Quase a completar 30 anos,
Local Hero (1983) não perdeu um pingo de actualidade (revi-o anteontem no tvcn2). Na altura poucos terão compreendido as palavras do realizador Bill Forsyth que classificou a obra como “mistura de
Brigadoon e
Apocalipse Now”. Aparenta ser uma comédia romântica, mas é um dos mais importantes, e melhores, filmes ambientais. Porquê?
Brigadoon
Mesmo que não conheça o filme, talvez conheça a banda sonora, a cargo de Mark Knopfler, figura maior dos Dire Straits.
Going home, tema instrumental que encerra o álbum
Alchemy e foi o final de inúmeros concertos desta banda britânica, paira sobre o enredo como personagem omnipresente. A maior parte do filme passa-se na Escócia, numa aldeia à beira-mar. Knopfler, que é escocês, escreveu
Going home à medida que Forsyth lhe mostrava fotografias dos locais onde rodaria película. Cada nota traduz um elemento daquela romântica e deslumbrante paisagem litoral, desde as dunas até à
aurora borealis.
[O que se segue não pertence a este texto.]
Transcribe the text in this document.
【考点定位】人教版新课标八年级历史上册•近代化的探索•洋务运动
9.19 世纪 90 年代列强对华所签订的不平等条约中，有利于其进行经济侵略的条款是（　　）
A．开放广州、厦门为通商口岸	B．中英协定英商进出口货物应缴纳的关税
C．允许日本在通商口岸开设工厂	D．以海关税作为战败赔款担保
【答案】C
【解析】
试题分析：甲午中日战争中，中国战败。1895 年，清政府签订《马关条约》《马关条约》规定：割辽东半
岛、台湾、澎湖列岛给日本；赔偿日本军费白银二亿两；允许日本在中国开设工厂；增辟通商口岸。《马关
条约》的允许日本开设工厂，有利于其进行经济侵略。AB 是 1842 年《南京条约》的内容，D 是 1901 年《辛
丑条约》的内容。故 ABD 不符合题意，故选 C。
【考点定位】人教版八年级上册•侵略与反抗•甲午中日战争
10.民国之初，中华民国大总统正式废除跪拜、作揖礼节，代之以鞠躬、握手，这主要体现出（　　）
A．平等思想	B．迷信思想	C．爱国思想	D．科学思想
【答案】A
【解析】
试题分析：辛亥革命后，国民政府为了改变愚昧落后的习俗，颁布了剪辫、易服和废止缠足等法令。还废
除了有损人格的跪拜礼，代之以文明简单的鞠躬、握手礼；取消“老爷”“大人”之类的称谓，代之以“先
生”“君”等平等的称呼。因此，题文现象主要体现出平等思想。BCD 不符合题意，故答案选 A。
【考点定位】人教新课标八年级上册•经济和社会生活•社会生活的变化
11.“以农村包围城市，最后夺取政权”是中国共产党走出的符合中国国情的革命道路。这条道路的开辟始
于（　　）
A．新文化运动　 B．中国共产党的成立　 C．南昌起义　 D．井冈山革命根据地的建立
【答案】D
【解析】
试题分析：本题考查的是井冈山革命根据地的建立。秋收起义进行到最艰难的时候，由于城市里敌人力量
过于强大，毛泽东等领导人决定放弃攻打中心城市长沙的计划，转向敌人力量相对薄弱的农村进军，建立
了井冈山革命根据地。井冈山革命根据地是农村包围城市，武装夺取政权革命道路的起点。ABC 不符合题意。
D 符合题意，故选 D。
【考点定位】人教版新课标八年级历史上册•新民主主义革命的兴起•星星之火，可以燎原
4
Ao som de
Going home regressamos à Natureza. Curiosidade: no filme a música é interpretada durante uma festa por uma banda local, da qual Alan Clark, teclista dos Dire Straits, faz parte.
Apocalypse Now
A sinopse do filme é quase inócua: “Uma companhia petrolífera norte-americana envia um representante à Escócia, com o objectivo de comprar uma aldeia onde se construirá uma refinaria”. Mas os derrames de petróleo que entretanto ocorreram – com o do Golfo do México à cabeça – lembram-nos de que estamos perante um sector que já provocou graves danos ambientais, económicos e sociais. Mais recentemente, o espectro da exploração de petróleo no Árctico, por parte da Shell, e os planos da britânica SOCO International para explorar petróleo no Parque Nacional Virunga, Congo, um dos últimos redutos do gorila, remetem-nos para muitos temas latentes em
Local Hero, da ganância contagiante ao estilo de vida insustentável, passando pelo crescente afastamento face ao mundo natural. À pergunta “Quanto vale a baía?”, Ben (Fulton Mackay), o velhote que herdou a praia onde vive, numa casa de escombros, responde com um sorriso.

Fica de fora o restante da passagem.